抗生剤による下痢を防止する目的で整腸剤がセットで処方されることがありますが、ビオフェルミン錠やラックビー錠などの整腸剤は抗生剤によって効果が抑えられてしまいます。
ミヤBM錠は芽胞を形成するため、抗生物質(抗生剤)にも耐性を示し、抗生剤と併用でしばしば処方されます。
効果・有効性
ミヤBM錠の販売メーカーの実験での効果・有効性のデータです。
やや有効以上となった確率は下記の通りです。
疾患名 | 有効率 |
---|---|
胃腸炎 | 75%(3/4) |
腹部症状 | 80%(271/338) |
下痢 | 97%(97/121) |
便秘 | 67%(6/9) |
交替性便通異常 | 80%(8/10) |
軟便 | 59%(59/159) |
引用元 ミヤBMインタビューフォーム
作用機序
人の腸内は様々な腸内細菌が共存しバランスを保たれた生態系として成り立っています。
この生態系のことを腸内細菌叢(ちょうないさいきんそう)と呼ばれます。
腸内細菌叢のバランスが崩れると下痢や便秘といった症状が現れます。
宮入菌は小腸から大腸にかけて発芽、増殖し、乱れた腸内細菌叢のバランスを整えます。
宮入菌は酪酸や酢酸といった短鎖脂肪酸を産生することで病原菌を抑えたり、有用菌を保持させることで下痢や便秘を改善します。
また酪酸は腸管内の炎症を抑えたり、大腸上皮細胞のエネルギー源としても利用されます。
飲み方
ミヤBM錠の用法・用量は下記のとおりです。
通常、成人1日3~6錠を3回に分割経口投与する。 なお、年齢、症状により適宜増減する。
食欲がない場合は?
ミヤBM錠は食前、食後、食間問わずに服用が可能です。
食欲がない場合は、食事を無理に摂らなくても服用ができます。
妊娠・授乳中の服用
ミヤBM錠は副作用もなく、妊婦さんや授乳中でも服用が可能な薬です。
ビオフェルミン・ラックビーとの違い
ビオフェルミン錠やラックビー錠、ラックビー微粒Nには「ビフィズス菌」が有効成分として入っています。
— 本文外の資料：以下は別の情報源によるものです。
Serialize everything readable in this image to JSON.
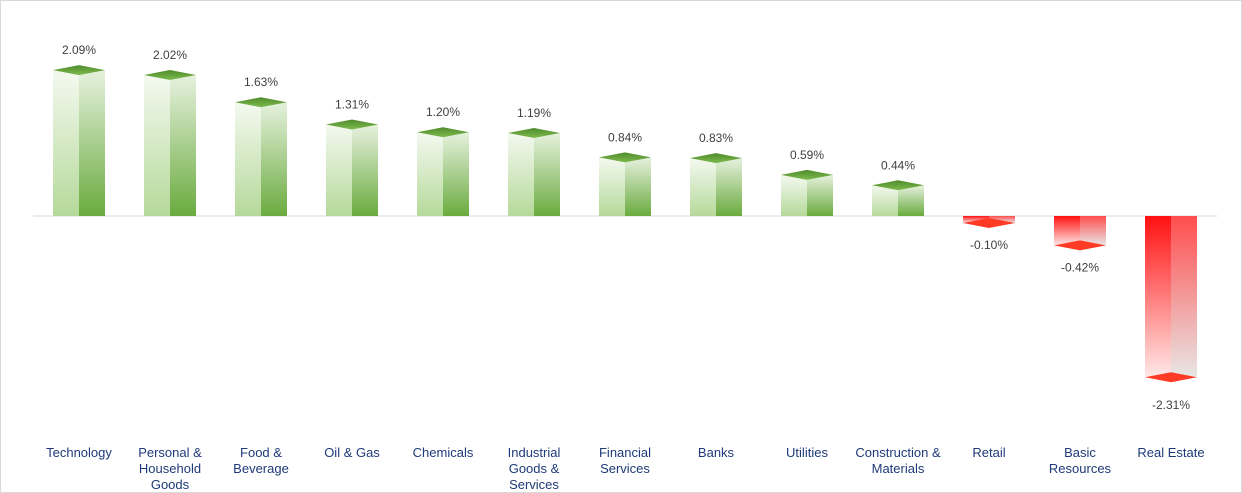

ビフィズス菌は抗生物質に耐性がないため、抗生物質との併用には効果はありません。
一方でミヤBM錠の有効成分である「宮入菌」は抗生物質に耐性を示し、抗生物質との併用で用いられます。
なた一般的な整腸剤は強い酸性下の胃酸で死滅しますが、宮入菌は胃酸の影響をほとんど受けません。
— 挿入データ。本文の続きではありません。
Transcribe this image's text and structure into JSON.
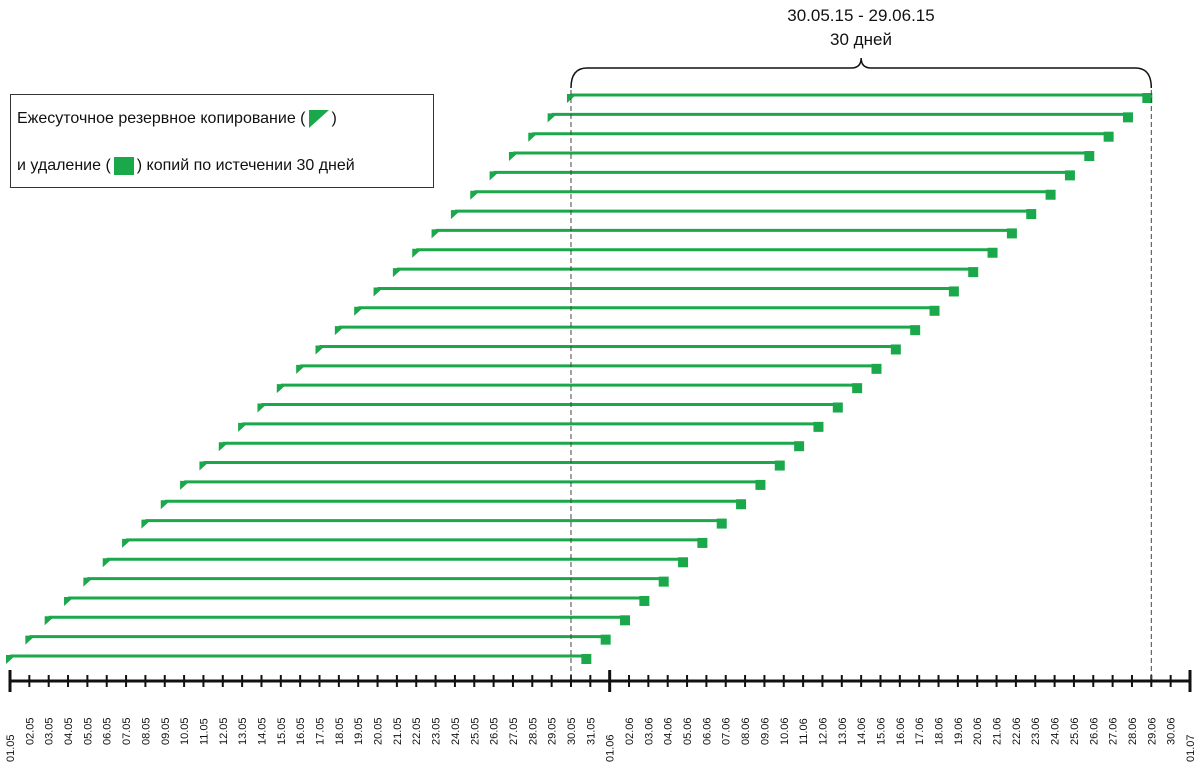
{
  "header": {
    "range": "30.05.15 - 29.06.15",
    "duration": "30 дней"
  },
  "legend": {
    "line1_before": "Ежесуточное резервное копирование (",
    "line1_after": ")",
    "line2_before": "и удаление (",
    "line2_after": ") копий по истечении 30 дней"
  },
  "axis": {
    "labels": [
      "01.05",
      "02.05",
      "03.05",
      "04.05",
      "05.05",
      "06.05",
      "07.05",
      "08.05",
      "09.05",
      "10.05",
      "11.05",
      "12.05",
      "13.05",
      "14.05",
      "15.05",
      "16.05",
      "17.05",
      "18.05",
      "19.05",
      "20.05",
      "21.05",
      "22.05",
      "23.05",
      "24.05",
      "25.05",
      "26.05",
      "27.05",
      "28.05",
      "29.05",
      "30.05",
      "31.05",
      "01.06",
      "02.06",
      "03.06",
      "04.06",
      "05.06",
      "06.06",
      "07.06",
      "08.06",
      "09.06",
      "10.06",
      "11.06",
      "12.06",
      "13.06",
      "14.06",
      "15.06",
      "16.06",
      "17.06",
      "18.06",
      "19.06",
      "20.06",
      "21.06",
      "22.06",
      "23.06",
      "24.06",
      "25.06",
      "26.06",
      "27.06",
      "28.06",
      "29.06",
      "30.06",
      "01.07"
    ]
  }
}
ミヤBM錠と、ビオフェルミンやラックビーなど他の整腸剤との違いは下記の2点になります。
・ミヤBM錠は胃酸に安定
・ミヤBM錠は抗生物質との併用でも使用可能
市販薬はある?
ミヤBM錠の市販薬はミヤリサン錠として販売されています。
1錠中に宮入菌が10mg配合されています。